Увы! Земля влечет меня!.. Я угнетен влияньем звездным И, плен свой зная и стеня, Влачусь вокруг скользящей бездны. Исторгнися, душа моя, Из сих теснящих отношений И, вольная, как дух, как гений, Лети в надзвездные края.

А через несколько строк сказано:

Над Кивачом на выси дальной Горит алмазная звезда… Так и в душе моей печальной Звездится радость иногда.

Ср. у него обращение к звезде в одноименном стихотворении: «О Божья дочь! ты выше бед и рока». На роль космической утешительницы, противостоящей Року, годилась даже Венера, несмотря на ее сомнительную репутацию. У Полежаева в стихотворении «Звезда» (1832) читаем:

Она взошла, моя звезда, Моя Венера золотая; <…> Какой-то силою волшебной Она влечет меня к себе. И, перекорствуя судьбе, Врачует грусть мечтой целебной.

Дополнительную путаницу привносил сюда двупланный характер самой астрологии. Согласно Книге Бытия, Господь сотворил светила, в частности, «для знамений» – отсюда, собственно, и то весьма покладистое отношение, которое часто выказывала к астрологии католическая церковь, например, в период Ренессанса. Уже в Новом Завете таким «знамением» стала вифлеемская звезда, указавшая волхвам путь к месту Рождества Христова; да и сам Иисус в Откр 22: 16 назван был «звездой светлой и утренней» (Откр 6: 28; ср. также в 2 Петр 1: 19; 2 Кор 4: 16; Еф 2: 8, 14). Католическая эмблематика снабдила звездами изображения Мадонны и некоторых святых, включая Фому Аквинского.

С другой стороны, в православном рождественском тропаре боговоплощение увязывается с победой вифлеемской звезды и Христа-«Солнца» над язычеством, обожествлявшим звезды: «Рождество Твое, Христе Боже наш, возсия мирови свет разума: в нем бо звездам служащии звездою учахуся, Тебе кланятися Солнцу правды, и Тебе ведети с высоты Востока». Такие универсалии, как вера в связь судьбы и самой души со звездами, конечно, повсеместно бытовали и в восточнославянской народной культуре, включавшей в себя, среди прочего, общеевропейский образ Млечного Пути, по которому души восходят на небо («Батыева дорога»).

* * *

В предромантическую эпоху углубленный интерес к астрологии в России проявился преимущественно среди масонов. Рукописные переводы такого гримуара, как «Арбатель» (первое отдельное издание – 1575), который непосредственно восходит к трактату «О семи вторичных» Тритемия, свидетельствуют о том, что русские розенкрейцеры были знакомы с учением о планетарных властителях, повелевающих историческими периодами (эонами), и с астральной/ангельской магией. Но, видимо, масоны оставались все же под сильным воздействием Парацельса, преемники которого переняли его опасливое отношение к космическим влияниям: несовершенный планетарный разум во всем уступает и отчасти враждебен духовному свету и мудрости, идущим от Бога. Отсюда теософское понятие животной, «стихийной» и астральной души (темницы духа) и смертного звездного разума (губительной оболочки разума вечного), усвоенное «вольными каменщиками» при посредстве Якоба Беме и Джона Пордеджа. Видный розенкрейцер С. Гамалея поучал своего корреспондента: «Ежели я водим и живу духом стихийным, то и молитва моя и желание мое не может далее стихий восходить, а ежели живу по звездному разуму, то восходит только к духу сего мира».
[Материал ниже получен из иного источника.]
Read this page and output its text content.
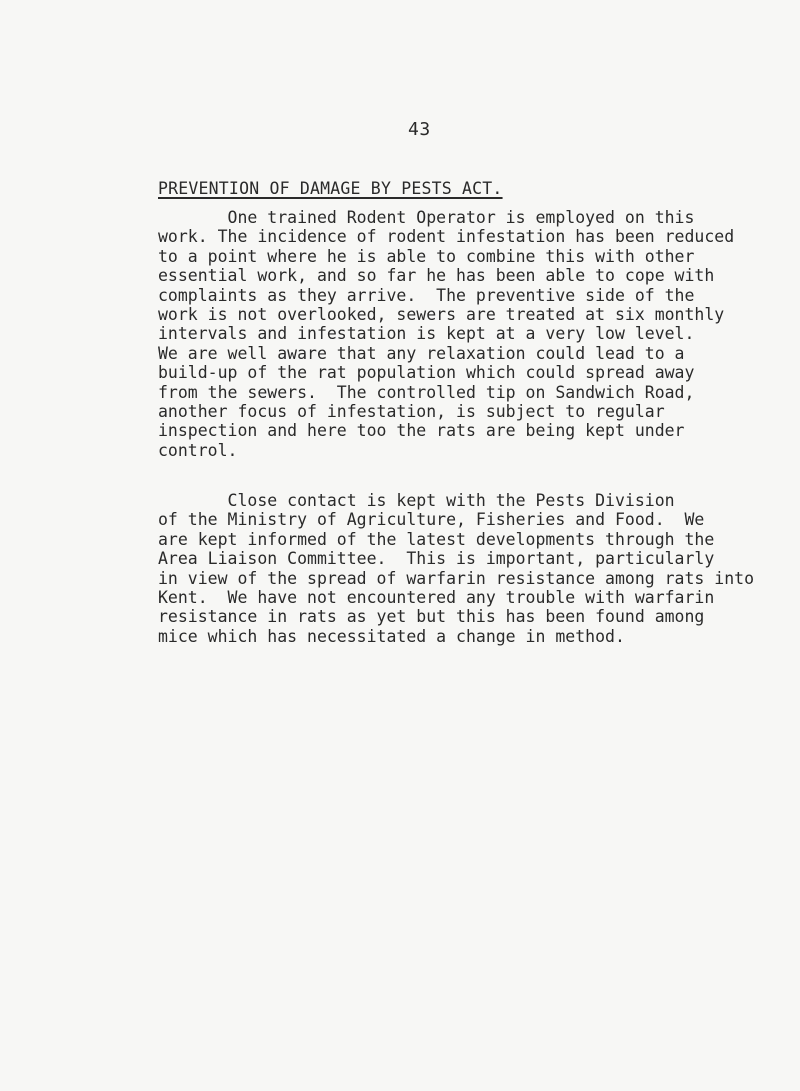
43
PREVENTION OF DAMAGE BY PESTS ACT.

One trained Rodent Operator is employed on this
work. The incidence of rodent infestation has been reduced
to a point where he is able to combine this with other
essential work, and so far he has been able to cope with
complaints as they arrive.  The preventive side of the
work is not overlooked, sewers are treated at six monthly
intervals and infestation is kept at a very low level.
We are well aware that any relaxation could lead to a
build-up of the rat population which could spread away
from the sewers.  The controlled tip on Sandwich Road,
another focus of infestation, is subject to regular
inspection and here too the rats are being kept under
control.

Close contact is kept with the Pests Division
of the Ministry of Agriculture, Fisheries and Food.  We
are kept informed of the latest developments through the
Area Liaison Committee.  This is important, particularly
in view of the spread of warfarin resistance among rats into
Kent.  We have not encountered any trouble with warfarin
resistance in rats as yet but this has been found among
mice which has necessitated a change in method.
Отзвуки древней, прежде всего герметической, астрологии долетали до русских романтиков отовсюду, в частности, благодаря роману Яна Потоцкого «Рукопись, найденная в Сарагоссе», который впервые издан был в Петербурге еще в 1804 г. и в котором пересказывался «Поймандр». Одной из наиболее престижных переводных книг была «Новая Киропедия» А. Рамзея (Э.М. Рэмзи), предлагавшая мрачно-зороастрийскую трактовку темы: «Седьмь шаров темного существа катятся около оного пламенного средоточия [солнца] <…> Седьмь Гениев, которые были главные Министры и спутники Аримановы, со всеми низшими духами своего чина учинились жителями сих новых миров, дав им свое наименование». Гностический и сходный с ним раннехристианский дуализм (Послание к эфесянам) подверг этих «министров» демонологической интерпретации. В гностической мифологии небесные сферы понимались как узилища.

* * *

В любом случае связь звезд с индивидуальными судьбами – как горестными, так и счастливыми – нередко затрагивалась русскими романтиками, и соответствующая риторика, при всей ее условности, сигнализировала у них о каких-то реликтах старинных верований: «Он был рожден под гибельной звездой» (Лермонтов, «Сашка»); «И во тьме земного быта Есть для каждого одна, – Тайна жизни в ней сокрыта И судьба заключена» (Бенедиктов, «Монастыркам»); «Я не воображаю счастья выше того, как выбрать себе на туманном небе бытия одно отрадное светило» (гр. В. Соллогуб, «Большой свет»). Метафорические мотивы астрального фатализма мы найдем также у Языкова в послании А.В. Тихвинскому («И незнакомая звезда Определит мою судьбину»), у Козлова в «Пловце» («И в даль неверную звездами Не я один был увлечен!»), у Трилунного в поэме «Картина» («И я, влеком моей могучею звездой <…> Я темную Стезю, судьбою в здешнем мире Начертанную мне, без ропота пройду») или, допустим, у Е. Зайцевского в «Корабле»:

И я, как ты, корабль, душою испытал, На море странствия, под грозными звездами, Свирепый Аквилон с свирепыми волнами [431] .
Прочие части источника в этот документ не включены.